Simmered Beef Goulash with Mushrooms
1/3 C. dried porcini mushrooms, about 1 1/2 ounces, soaked in 3/4 C. hot water for 30 minutes
2 T. each: butter, canola oil
5 medium onions, thinly sliced lengthwise, about 8 cups
2-3 T. sweet Hungarian paprika
1/2 t. salt freshly ground pepper
1 lb. medium mushrooms, brushed clean, stems trimmed, halved
3 1/2 lbs. well-trimmed chuck stewing beef, cut into cubes
1 can (15 ounces) diced tomatoes, pureed with liquid in food processor
1 green pepper, diced noodles with garlicky bread crumbs (recipe follows)
Soak mushrooms in water for 30 minutes to soften. Drain porcini mushrooms through strainer lined with triple-thickness paper towels, reserving liquid. Chop porcinis on board or in mini-processor; set aside.
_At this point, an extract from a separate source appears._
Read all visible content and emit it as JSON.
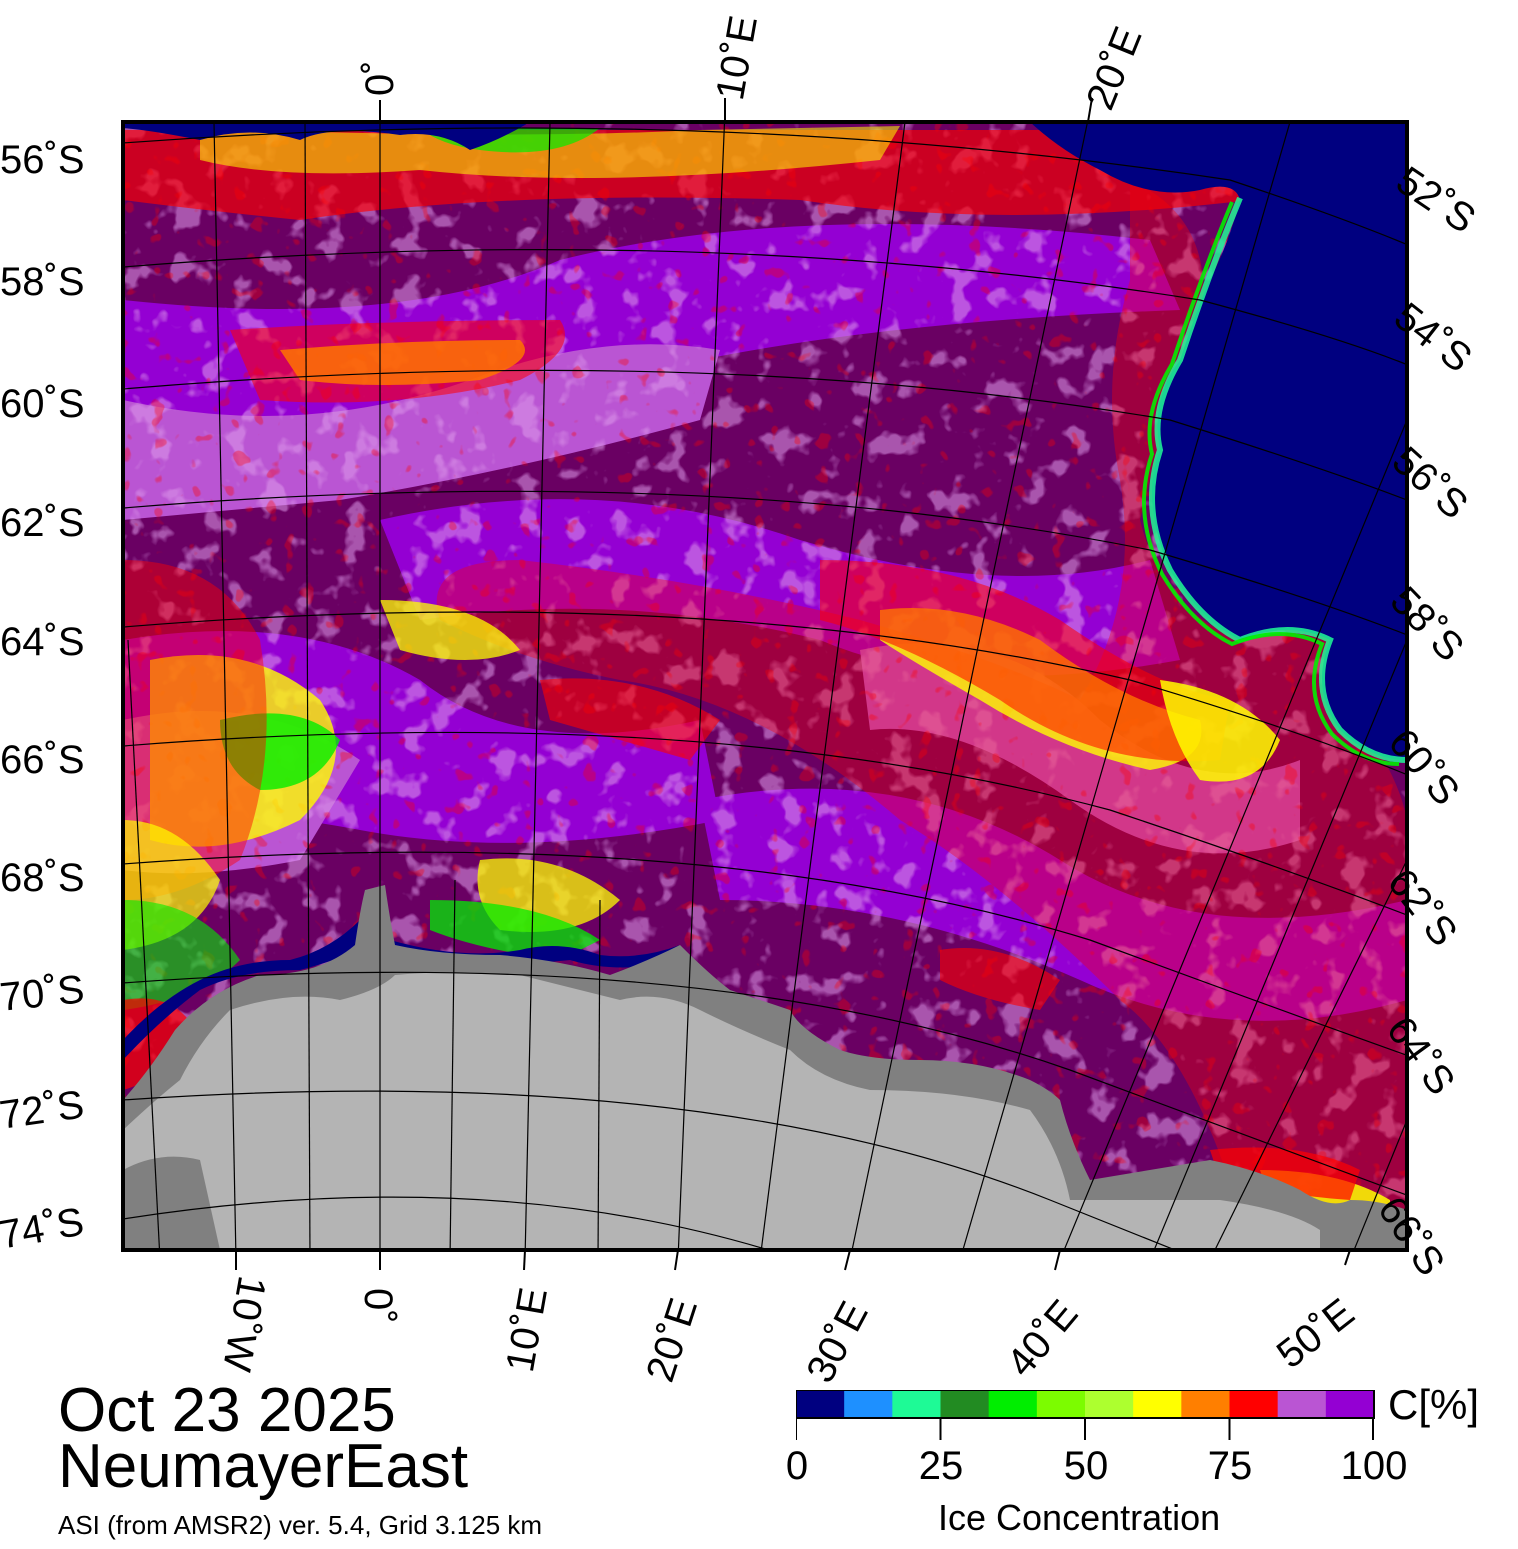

Heat butter and oil in large heavy non-aluminum pot or casserole over medium-high heat. Add onions. Cook, stirring often, until softened, about 10 minutes. Stir in paprika, salt and pepper. Stir well. Cook 2 minutes. Add mushrooms and meat to onions. Cook until heated through, stirring often, about 5 minutes. Add tomatoes, pepper, reserved mushroom liquid; stir well.
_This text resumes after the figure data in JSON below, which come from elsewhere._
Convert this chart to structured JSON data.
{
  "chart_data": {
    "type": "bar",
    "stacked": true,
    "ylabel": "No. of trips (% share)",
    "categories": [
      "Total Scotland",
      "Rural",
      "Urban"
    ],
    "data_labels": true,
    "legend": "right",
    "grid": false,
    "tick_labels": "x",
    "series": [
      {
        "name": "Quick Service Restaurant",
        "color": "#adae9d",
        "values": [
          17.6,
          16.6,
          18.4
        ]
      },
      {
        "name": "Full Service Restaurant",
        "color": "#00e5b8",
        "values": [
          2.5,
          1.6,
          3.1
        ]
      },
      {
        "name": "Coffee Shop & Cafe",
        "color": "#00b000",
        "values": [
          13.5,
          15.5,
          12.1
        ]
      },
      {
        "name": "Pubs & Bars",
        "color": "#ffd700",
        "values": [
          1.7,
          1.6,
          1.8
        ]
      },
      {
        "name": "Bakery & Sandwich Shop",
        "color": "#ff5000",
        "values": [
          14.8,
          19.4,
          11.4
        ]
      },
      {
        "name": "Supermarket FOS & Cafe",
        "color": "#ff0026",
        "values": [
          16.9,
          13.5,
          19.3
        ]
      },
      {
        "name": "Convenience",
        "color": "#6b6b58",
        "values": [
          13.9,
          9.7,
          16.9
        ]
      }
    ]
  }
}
Heat to boil; reduce heat and simmer, covered, stirring occasionally, about 1 1/2 hours. Simmer, uncovered, to cook down liquid, stirring often to avoid scorching, about 30-40 minutes more until meat is tender. Remove from heat. Taste; adjust seasoning. Cool on counter, then refrigerate at least overnight or up to 3 days. Can also be frozen up to 1 month.
4. To serve, reheat, covered, in 350-degree oven for 1 hour. Stir; taste and adjust seasoning. Serve over hot buttered noodles with garlicky bread crumbs.